7. The method for repairing a biofilm by using a biological template method as claimed in claim 4, wherein the silk fibroin mixed solution and the damaged biofilm are mixed and cultured in the step 2.1 until the biofilm is grown; washing with 5-20 wt% concentration ionic liquid detergent in step 2.4; and (5) carrying out ultrasonic treatment for 10-20s in the step 2.5 to obtain the repaired biological membrane.

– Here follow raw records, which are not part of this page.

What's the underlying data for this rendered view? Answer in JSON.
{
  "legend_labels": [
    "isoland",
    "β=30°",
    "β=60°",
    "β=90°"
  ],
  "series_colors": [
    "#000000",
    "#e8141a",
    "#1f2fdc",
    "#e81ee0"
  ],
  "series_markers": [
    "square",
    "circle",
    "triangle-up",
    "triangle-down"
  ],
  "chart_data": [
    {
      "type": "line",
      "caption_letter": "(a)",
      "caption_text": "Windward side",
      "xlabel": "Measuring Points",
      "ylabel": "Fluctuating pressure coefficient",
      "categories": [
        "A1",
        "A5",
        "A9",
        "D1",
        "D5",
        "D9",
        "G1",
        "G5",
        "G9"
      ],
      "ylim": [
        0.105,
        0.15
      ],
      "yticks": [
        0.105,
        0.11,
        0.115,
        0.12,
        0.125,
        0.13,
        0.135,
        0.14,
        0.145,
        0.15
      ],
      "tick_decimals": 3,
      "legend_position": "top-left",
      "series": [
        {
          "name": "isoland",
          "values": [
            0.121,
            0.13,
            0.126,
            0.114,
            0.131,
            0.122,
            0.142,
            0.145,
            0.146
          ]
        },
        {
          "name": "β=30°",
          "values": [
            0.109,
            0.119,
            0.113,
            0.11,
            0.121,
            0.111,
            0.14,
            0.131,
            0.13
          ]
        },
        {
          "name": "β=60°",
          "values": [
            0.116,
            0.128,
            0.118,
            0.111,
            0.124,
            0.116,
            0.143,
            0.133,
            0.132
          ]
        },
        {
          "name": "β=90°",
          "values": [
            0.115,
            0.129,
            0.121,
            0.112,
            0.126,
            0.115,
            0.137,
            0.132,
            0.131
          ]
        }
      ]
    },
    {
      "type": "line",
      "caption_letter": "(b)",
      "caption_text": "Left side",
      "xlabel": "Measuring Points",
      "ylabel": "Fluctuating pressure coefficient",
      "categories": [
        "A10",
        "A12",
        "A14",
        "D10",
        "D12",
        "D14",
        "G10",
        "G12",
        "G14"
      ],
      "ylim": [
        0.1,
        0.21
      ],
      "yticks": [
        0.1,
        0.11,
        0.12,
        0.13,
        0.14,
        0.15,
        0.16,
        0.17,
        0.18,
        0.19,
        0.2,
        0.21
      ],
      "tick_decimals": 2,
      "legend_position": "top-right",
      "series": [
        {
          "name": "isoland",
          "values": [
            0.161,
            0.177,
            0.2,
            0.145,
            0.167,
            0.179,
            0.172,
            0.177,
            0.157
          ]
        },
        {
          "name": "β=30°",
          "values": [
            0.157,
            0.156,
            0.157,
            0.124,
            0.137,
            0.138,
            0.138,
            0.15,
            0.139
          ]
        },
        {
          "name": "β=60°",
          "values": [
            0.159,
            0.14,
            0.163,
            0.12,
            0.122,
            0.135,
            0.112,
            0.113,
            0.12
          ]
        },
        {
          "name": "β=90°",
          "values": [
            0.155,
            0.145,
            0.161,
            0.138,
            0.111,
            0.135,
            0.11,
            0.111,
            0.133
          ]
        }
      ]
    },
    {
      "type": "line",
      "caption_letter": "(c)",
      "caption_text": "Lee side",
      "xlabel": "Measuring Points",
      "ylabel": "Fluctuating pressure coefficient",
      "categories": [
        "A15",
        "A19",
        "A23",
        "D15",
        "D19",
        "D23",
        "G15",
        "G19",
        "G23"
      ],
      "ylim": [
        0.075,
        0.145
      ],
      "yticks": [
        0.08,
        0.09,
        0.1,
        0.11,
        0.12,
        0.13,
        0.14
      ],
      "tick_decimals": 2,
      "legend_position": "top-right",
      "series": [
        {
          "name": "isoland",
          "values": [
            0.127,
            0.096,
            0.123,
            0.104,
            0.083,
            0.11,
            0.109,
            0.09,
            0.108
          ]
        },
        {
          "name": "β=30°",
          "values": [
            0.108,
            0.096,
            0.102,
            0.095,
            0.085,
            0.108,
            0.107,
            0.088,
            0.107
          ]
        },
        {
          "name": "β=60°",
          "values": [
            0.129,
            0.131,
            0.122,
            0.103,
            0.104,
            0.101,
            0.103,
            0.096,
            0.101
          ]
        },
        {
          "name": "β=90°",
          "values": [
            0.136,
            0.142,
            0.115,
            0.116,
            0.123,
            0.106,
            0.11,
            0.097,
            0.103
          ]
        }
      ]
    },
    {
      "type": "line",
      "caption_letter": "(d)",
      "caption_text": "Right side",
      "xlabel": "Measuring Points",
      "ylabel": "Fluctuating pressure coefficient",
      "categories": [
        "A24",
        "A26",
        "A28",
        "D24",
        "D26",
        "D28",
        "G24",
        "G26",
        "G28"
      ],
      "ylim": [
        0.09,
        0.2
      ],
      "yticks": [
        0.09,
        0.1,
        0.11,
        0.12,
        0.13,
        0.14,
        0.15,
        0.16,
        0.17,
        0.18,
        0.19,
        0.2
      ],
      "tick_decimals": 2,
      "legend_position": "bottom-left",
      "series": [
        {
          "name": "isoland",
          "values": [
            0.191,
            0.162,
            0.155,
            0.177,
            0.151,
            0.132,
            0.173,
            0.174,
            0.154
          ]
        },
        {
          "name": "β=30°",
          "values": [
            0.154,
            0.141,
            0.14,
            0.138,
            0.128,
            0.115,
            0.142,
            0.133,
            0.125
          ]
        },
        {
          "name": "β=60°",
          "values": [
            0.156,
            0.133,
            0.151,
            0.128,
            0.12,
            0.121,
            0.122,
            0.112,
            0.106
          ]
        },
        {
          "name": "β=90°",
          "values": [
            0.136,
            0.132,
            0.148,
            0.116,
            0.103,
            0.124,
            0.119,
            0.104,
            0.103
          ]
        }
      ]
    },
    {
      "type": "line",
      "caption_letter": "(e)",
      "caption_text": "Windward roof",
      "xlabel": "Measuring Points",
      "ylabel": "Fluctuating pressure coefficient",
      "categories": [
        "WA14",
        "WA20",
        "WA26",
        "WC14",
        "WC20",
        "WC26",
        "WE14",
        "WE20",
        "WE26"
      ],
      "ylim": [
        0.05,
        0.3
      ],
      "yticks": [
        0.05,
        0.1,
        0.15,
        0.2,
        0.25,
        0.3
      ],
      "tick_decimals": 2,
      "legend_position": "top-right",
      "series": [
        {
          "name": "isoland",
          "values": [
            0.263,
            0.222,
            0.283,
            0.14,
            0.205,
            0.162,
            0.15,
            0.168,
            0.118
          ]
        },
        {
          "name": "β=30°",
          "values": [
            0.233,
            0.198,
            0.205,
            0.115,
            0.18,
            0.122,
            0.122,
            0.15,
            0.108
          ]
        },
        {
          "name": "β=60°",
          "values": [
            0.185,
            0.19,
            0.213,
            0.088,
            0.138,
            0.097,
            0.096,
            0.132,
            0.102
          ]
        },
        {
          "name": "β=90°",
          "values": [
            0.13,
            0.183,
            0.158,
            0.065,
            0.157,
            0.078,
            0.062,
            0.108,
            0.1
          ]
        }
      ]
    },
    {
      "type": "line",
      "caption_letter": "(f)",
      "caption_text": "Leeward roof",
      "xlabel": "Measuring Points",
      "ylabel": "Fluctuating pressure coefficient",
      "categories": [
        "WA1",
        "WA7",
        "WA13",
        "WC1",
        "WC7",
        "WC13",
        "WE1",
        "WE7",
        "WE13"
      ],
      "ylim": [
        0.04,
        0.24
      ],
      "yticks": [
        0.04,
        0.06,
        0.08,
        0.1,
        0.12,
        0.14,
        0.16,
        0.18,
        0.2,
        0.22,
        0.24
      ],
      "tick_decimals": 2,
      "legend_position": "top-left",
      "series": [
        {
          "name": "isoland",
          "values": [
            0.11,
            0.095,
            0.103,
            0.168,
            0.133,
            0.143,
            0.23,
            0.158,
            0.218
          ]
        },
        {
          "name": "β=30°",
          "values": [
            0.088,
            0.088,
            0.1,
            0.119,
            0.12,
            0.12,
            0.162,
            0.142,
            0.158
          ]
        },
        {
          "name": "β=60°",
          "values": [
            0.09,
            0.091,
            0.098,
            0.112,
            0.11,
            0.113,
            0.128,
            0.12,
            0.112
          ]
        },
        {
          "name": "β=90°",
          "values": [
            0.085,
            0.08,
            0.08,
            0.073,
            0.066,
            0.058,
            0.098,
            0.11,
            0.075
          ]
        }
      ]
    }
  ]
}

8. The method for repairing a biofilm by using a biological template method as claimed in claim 5, wherein the step 2.1 is to add a yeast culture solution or a acetobacter xylinum culture solution into the damaged biofilm, and culture the damaged biofilm by shaking until the biofilm is grown.

9. The method for repairing biofilm by using the biological template method as claimed in claim 1, wherein the biological template method comprises the following steps: the ionic liquid is as follows: any one or combination of 1-ethyl-3-methylimidazole diethyl phosphate, 1-ethyl-3-methylimidazole acetate, 1-butyl-3-methylimidazole acetate, 1-amido-3-methylimidazole chloride, 1-methyl-3-methylimidazole dimethyl phosphate, 1-methyl-3-methylimidazole diethyl phosphate, 1-ethyl-3-methylimidazole dimethyl phosphate, 1-butyl-3-methylimidazole chloride or 1-butyl-3-methylpyridine chloride;

the ionic liquid cross-linking agent is a mixture of ionic liquid and a cross-linking agent, and the mixing ratio is 90-95:5-10 (wt/wt); the ionic liquid detergent is 5-55% (wt%) ionic liquid water solution, cetyl trimethyl ammonium bromide is added to make the final concentration of the ionic liquid detergent be 2-10% (wt%), and polyvinylpyrrolidone is added to make the final concentration of the ionic liquid detergent be 0.1-0.2 mol/L; the ionic liquid cross-linking agent is prepared from ionic liquid and 0.15 percent (wt%) of glutaraldehyde by mass ratio of 9: 1.